|The road system|
The transhumance routes
The word tratturo (sheep-track), a phonetic distortion of the Latin word tractoria, appears during the last centuries of the Roman Empire. Nowadays sheep-tracks (with secondary routes : tratturelli and bracci) are often barely visible, since no constructions exist to mark the route and because they are no more that tracks shaped by the repeated passage of animals. Their outline, however, is clearly noticeable from aerial photographs that show the differences in the vegetation.
The Pescasseroli-Candela sheep-track
It is 211 km long with a width that ranges from 48 to 111 m. It crosses important centres of Molise: Saepinum (founded between the 2nd and 1st centuries B.C.), which is also called "sheep-track city", and Bovianum (located at a major crossroads; the toponym seems to originate from the large cattle fairs that it hosted).

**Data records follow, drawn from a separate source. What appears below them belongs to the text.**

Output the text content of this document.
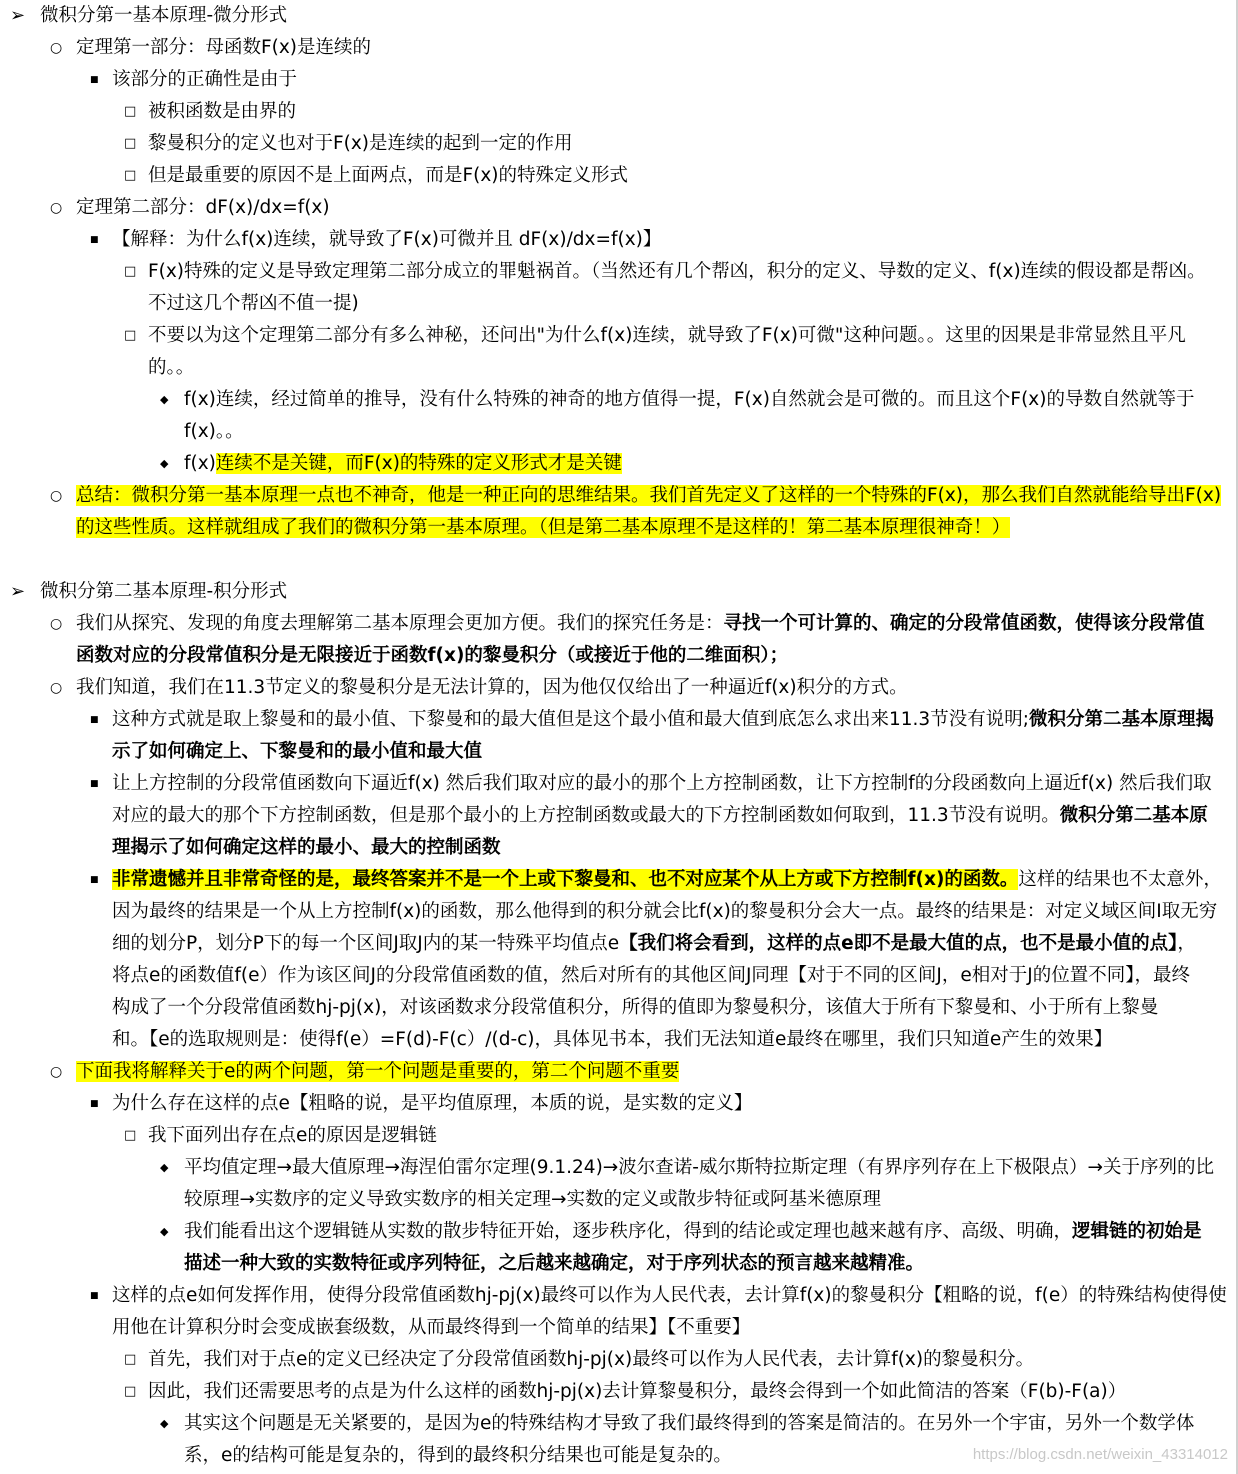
➢ 微积分第一基本原理-微分形式
○ 定理第一部分：母函数F(x)是连续的
■ 该部分的正确性是由于
□ 被积函数是由界的
□ 黎曼积分的定义也对于F(x)是连续的起到一定的作用
□ 但是最重要的原因不是上面两点，而是F(x)的特殊定义形式
○ 定理第二部分：dF(x)/dx=f(x)
■ 【解释：为什么f(x)连续，就导致了F(x)可微并且 dF(x)/dx=f(x)】
□ F(x)特殊的定义是导致定理第二部分成立的罪魁祸首。（当然还有几个帮凶，积分的定义、导数的定义、f(x)连续的假设都是帮凶。
不过这几个帮凶不值一提)
□ 不要以为这个定理第二部分有多么神秘，还问出"为什么f(x)连续，就导致了F(x)可微"这种问题。。这里的因果是非常显然且平凡
的。。
◆ f(x)连续，经过简单的推导，没有什么特殊的神奇的地方值得一提，F(x)自然就会是可微的。而且这个F(x)的导数自然就等于
f(x)。。
◆ f(x)连续不是关键，而F(x)的特殊的定义形式才是关键
○ 总结：微积分第一基本原理一点也不神奇，他是一种正向的思维结果。我们首先定义了这样的一个特殊的F(x)，那么我们自然就能给导出F(x)
的这些性质。这样就组成了我们的微积分第一基本原理。（但是第二基本原理不是这样的！第二基本原理很神奇！）
➢ 微积分第二基本原理-积分形式
○ 我们从探究、发现的角度去理解第二基本原理会更加方便。我们的探究任务是：寻找一个可计算的、确定的分段常值函数，使得该分段常值
函数对应的分段常值积分是无限接近于函数f(x)的黎曼积分（或接近于他的二维面积）；
○ 我们知道，我们在11.3节定义的黎曼积分是无法计算的，因为他仅仅给出了一种逼近f(x)积分的方式。
■ 这种方式就是取上黎曼和的最小值、下黎曼和的最大值但是这个最小值和最大值到底怎么求出来11.3节没有说明;微积分第二基本原理揭
示了如何确定上、下黎曼和的最小值和最大值
■ 让上方控制的分段常值函数向下逼近f(x) 然后我们取对应的最小的那个上方控制函数，让下方控制f的分段函数向上逼近f(x) 然后我们取
对应的最大的那个下方控制函数，但是那个最小的上方控制函数或最大的下方控制函数如何取到，11.3节没有说明。微积分第二基本原
理揭示了如何确定这样的最小、最大的控制函数
■ 非常遗憾并且非常奇怪的是，最终答案并不是一个上或下黎曼和、也不对应某个从上方或下方控制f(x)的函数。这样的结果也不太意外，
因为最终的结果是一个从上方控制f(x)的函数，那么他得到的积分就会比f(x)的黎曼积分会大一点。最终的结果是：对定义域区间I取无穷
细的划分P，划分P下的每一个区间J取J内的某一特殊平均值点e【我们将会看到，这样的点e即不是最大值的点，也不是最小值的点】，
将点e的函数值f(e）作为该区间J的分段常值函数的值，然后对所有的其他区间J同理【对于不同的区间J，e相对于J的位置不同】，最终
构成了一个分段常值函数hj-pj(x)，对该函数求分段常值积分，所得的值即为黎曼积分，该值大于所有下黎曼和、小于所有上黎曼
和。【e的选取规则是：使得f(e）=F(d)-F(c）/(d-c)，具体见书本，我们无法知道e最终在哪里，我们只知道e产生的效果】
○ 下面我将解释关于e的两个问题，第一个问题是重要的，第二个问题不重要
■ 为什么存在这样的点e【粗略的说，是平均值原理，本质的说，是实数的定义】
□ 我下面列出存在点e的原因是逻辑链
◆ 平均值定理→最大值原理→海涅伯雷尔定理(9.1.24)→波尔查诺-威尔斯特拉斯定理（有界序列存在上下极限点）→关于序列的比
较原理→实数序的定义导致实数序的相关定理→实数的定义或散步特征或阿基米德原理
◆ 我们能看出这个逻辑链从实数的散步特征开始，逐步秩序化，得到的结论或定理也越来越有序、高级、明确，逻辑链的初始是
描述一种大致的实数特征或序列特征，之后越来越确定，对于序列状态的预言越来越精准。
■ 这样的点e如何发挥作用，使得分段常值函数hj-pj(x)最终可以作为人民代表，去计算f(x)的黎曼积分【粗略的说，f(e）的特殊结构使得使
用他在计算积分时会变成嵌套级数，从而最终得到一个简单的结果】【不重要】
□ 首先，我们对于点e的定义已经决定了分段常值函数hj-pj(x)最终可以作为人民代表，去计算f(x)的黎曼积分。
□ 因此，我们还需要思考的点是为什么这样的函数hj-pj(x)去计算黎曼积分，最终会得到一个如此简洁的答案（F(b)-F(a)）
◆ 其实这个问题是无关紧要的，是因为e的特殊结构才导致了我们最终得到的答案是简洁的。在另外一个宇宙，另外一个数学体
系，e的结构可能是复杂的，得到的最终积分结果也可能是复杂的。	https://blog.csdn.net/weixin_43314012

The Castel di Sangro-Lucera sheep-track
Ponte Zittola (in the Abruzzo region) marks the beginning of this sheep-track that stretches largely through Molise, preserving, unlike the other sheep-tacks, the almost total integrity of the original route. This sheep-track runs through an area that has the largest number of fortifications: Roccasicura, Pescolanciano, Duronia, Castropignano, S.Stefano, Oratino, Campobasso and Gambatesa. It original width (111 m.) is visible only for short sections.
The other important sheep-tracks that cross Molise are : Aquila-Foggia, Celano-Foggia, Centurelle-Montesecco. The most original and interesting architectural remains found along the sheep-tracks are the shepherds’ shelters and the pubs (the most ancient ones date back to Roman times).